Image: http://www.visualnews.com/2013/04/08/hidden-patterns-how-a-bee-sees-the-world-of-flowers/

There is no shortage of examples to illustrate the fact that all life forms do characterise things in their surrounds as they seem fit, I have also covered in a previous article about frog’ eye and how it characterizes all moving things as its prey.

Well if categorisation is so ubiquitous, single celled creatures like bacteria or even creatures without a cell like virus must have a way to categorise as well. It is another matter that we may call it rather rudimentary but whatever it is, it is its cognitive ability.

Did I say bacteria have cognitive ability ? Well ! now I am in real trouble.

How do we get i of this labyrinth?

If we say it is only humans who categorize, that is not true, we know all life forms have to categorise at least the basics i.e. prey, predator and mate. If we say to categorisation is not cognitive that does not serve the purpose either, and if we say that all life forms that characterise have a mind, that does not make much sense either.

So may be we have to revisit our definitions of what does it mean to be cognitive, either we accept that categorisation is not a mental process, otherwise we have to re-evaluate our definition of mind.

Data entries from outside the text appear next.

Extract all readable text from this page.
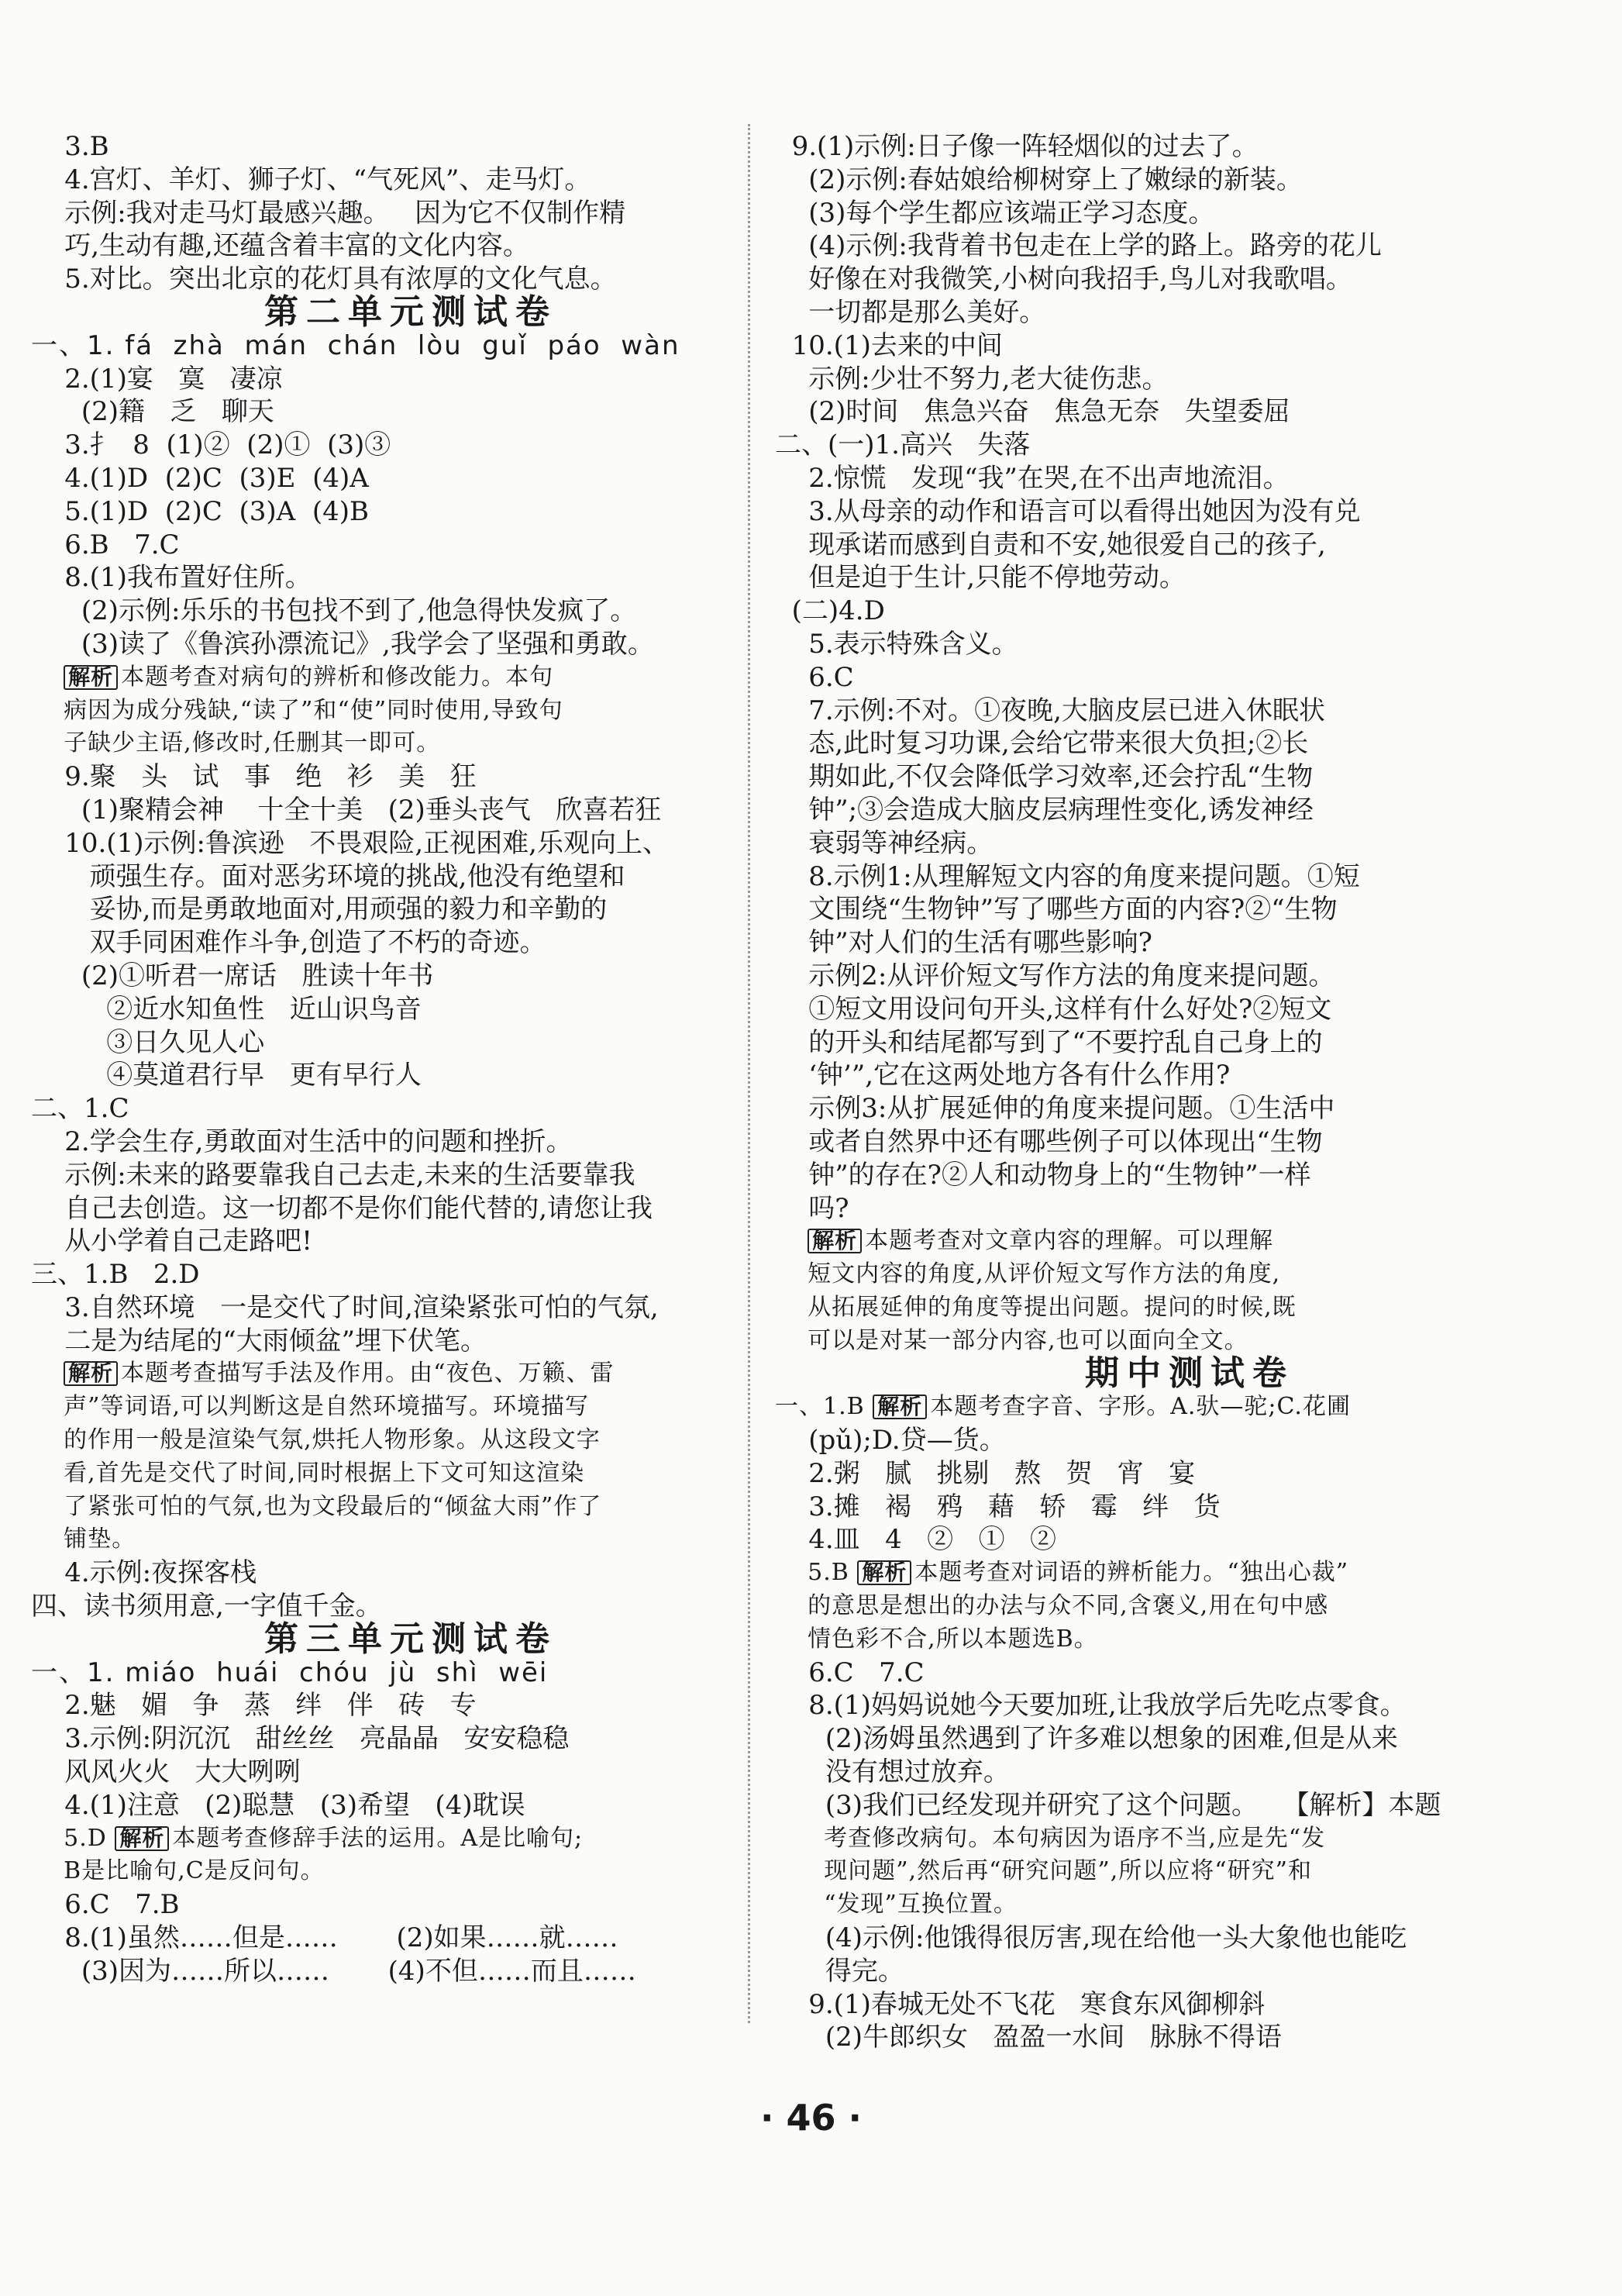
3.B
4.宫灯、羊灯、狮子灯、“气死风”、走马灯。
示例:我对走马灯最感兴趣。   因为它不仅制作精
巧,生动有趣,还蕴含着丰富的文化内容。
5.对比。突出北京的花灯具有浓厚的文化气息。
第二单元测试卷
一、1. fá  zhà  mán  chán  lòu  guǐ  páo  wàn
2.(1)宴   寞   凄凉
(2)籍   乏   聊天
3.扌  8  (1)②  (2)①  (3)③
4.(1)D  (2)C  (3)E  (4)A
5.(1)D  (2)C  (3)A  (4)B
6.B   7.C
8.(1)我布置好住所。
(2)示例:乐乐的书包找不到了,他急得快发疯了。
(3)读了《鲁滨孙漂流记》,我学会了坚强和勇敢。
解析 本题考查对病句的辨析和修改能力。本句
病因为成分残缺,“读了”和“使”同时使用,导致句
子缺少主语,修改时,任删其一即可。
9.聚   头   试   事   绝   衫   美   狂
(1)聚精会神    十全十美   (2)垂头丧气   欣喜若狂
10.(1)示例:鲁滨逊   不畏艰险,正视困难,乐观向上、
顽强生存。面对恶劣环境的挑战,他没有绝望和
妥协,而是勇敢地面对,用顽强的毅力和辛勤的
双手同困难作斗争,创造了不朽的奇迹。
(2)①听君一席话   胜读十年书
②近水知鱼性   近山识鸟音
③日久见人心
④莫道君行早   更有早行人
二、1.C
2.学会生存,勇敢面对生活中的问题和挫折。
示例:未来的路要靠我自己去走,未来的生活要靠我
自己去创造。这一切都不是你们能代替的,请您让我
从小学着自己走路吧!
三、1.B   2.D
3.自然环境   一是交代了时间,渲染紧张可怕的气氛,
二是为结尾的“大雨倾盆”埋下伏笔。
解析 本题考查描写手法及作用。由“夜色、万籁、雷
声”等词语,可以判断这是自然环境描写。环境描写
的作用一般是渲染气氛,烘托人物形象。从这段文字
看,首先是交代了时间,同时根据上下文可知这渲染
了紧张可怕的气氛,也为文段最后的“倾盆大雨”作了
铺垫。
4.示例:夜探客栈
四、读书须用意,一字值千金。
第三单元测试卷
一、1. miáo  huái  chóu  jù  shì  wēi
2.魅   媚   争   蒸   绊   伴   砖   专
3.示例:阴沉沉   甜丝丝   亮晶晶   安安稳稳
风风火火   大大咧咧
4.(1)注意   (2)聪慧   (3)希望   (4)耽误
5.D 解析 本题考查修辞手法的运用。A是比喻句;
B是比喻句,C是反问句。
6.C   7.B
8.(1)虽然……但是……       (2)如果……就……
(3)因为……所以……       (4)不但……而且……
9.(1)示例:日子像一阵轻烟似的过去了。
(2)示例:春姑娘给柳树穿上了嫩绿的新装。
(3)每个学生都应该端正学习态度。
(4)示例:我背着书包走在上学的路上。路旁的花儿
好像在对我微笑,小树向我招手,鸟儿对我歌唱。
一切都是那么美好。
10.(1)去来的中间
示例:少壮不努力,老大徒伤悲。
(2)时间   焦急兴奋   焦急无奈   失望委屈
二、(一)1.高兴   失落
2.惊慌   发现“我”在哭,在不出声地流泪。
3.从母亲的动作和语言可以看得出她因为没有兑
现承诺而感到自责和不安,她很爱自己的孩子,
但是迫于生计,只能不停地劳动。
(二)4.D
5.表示特殊含义。
6.C
7.示例:不对。①夜晚,大脑皮层已进入休眠状
态,此时复习功课,会给它带来很大负担;②长
期如此,不仅会降低学习效率,还会拧乱“生物
钟”;③会造成大脑皮层病理性变化,诱发神经
衰弱等神经病。
8.示例1:从理解短文内容的角度来提问题。①短
文围绕“生物钟”写了哪些方面的内容?②“生物
钟”对人们的生活有哪些影响?
示例2:从评价短文写作方法的角度来提问题。
①短文用设问句开头,这样有什么好处?②短文
的开头和结尾都写到了“不要拧乱自己身上的
‘钟’”,它在这两处地方各有什么作用?
示例3:从扩展延伸的角度来提问题。①生活中
或者自然界中还有哪些例子可以体现出“生物
钟”的存在?②人和动物身上的“生物钟”一样
吗?
解析 本题考查对文章内容的理解。可以理解
短文内容的角度,从评价短文写作方法的角度,
从拓展延伸的角度等提出问题。提问的时候,既
可以是对某一部分内容,也可以面向全文。
期中测试卷
一、1.B 解析 本题考查字音、字形。A.驮—驼;C.花圃
(pǔ);D.贷—货。
2.粥   腻   挑剔   熬   贺   宵   宴
3.摊   褐   鸦   藉   轿   霉   绊   货
4.皿   4   ②   ①   ②
5.B 解析 本题考查对词语的辨析能力。“独出心裁”
的意思是想出的办法与众不同,含褒义,用在句中感
情色彩不合,所以本题选B。
6.C   7.C
8.(1)妈妈说她今天要加班,让我放学后先吃点零食。
(2)汤姆虽然遇到了许多难以想象的困难,但是从来
没有想过放弃。
(3)我们已经发现并研究了这个问题。   【解析】本题
考查修改病句。本句病因为语序不当,应是先“发
现问题”,然后再“研究问题”,所以应将“研究”和
“发现”互换位置。
(4)示例:他饿得很厉害,现在给他一头大象他也能吃
得完。
9.(1)春城无处不飞花   寒食东风御柳斜
(2)牛郎织女   盈盈一水间   脉脉不得语
· 46 ·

If we accept the notion that ability to categorise stuff is ubiquitous and for it to be so pervasive it has to be embedded in very fabric of life. In order for it to work at such a scale it has to operate in every process, every cell, every organ and every body, so instead of some divine manifestation as suggested by Plato, the forms must have a some underlying molecular basis.

If that being the case it is time to refurbish plato’s cave, time to replace the stones and bricks with some molecules of categorisation.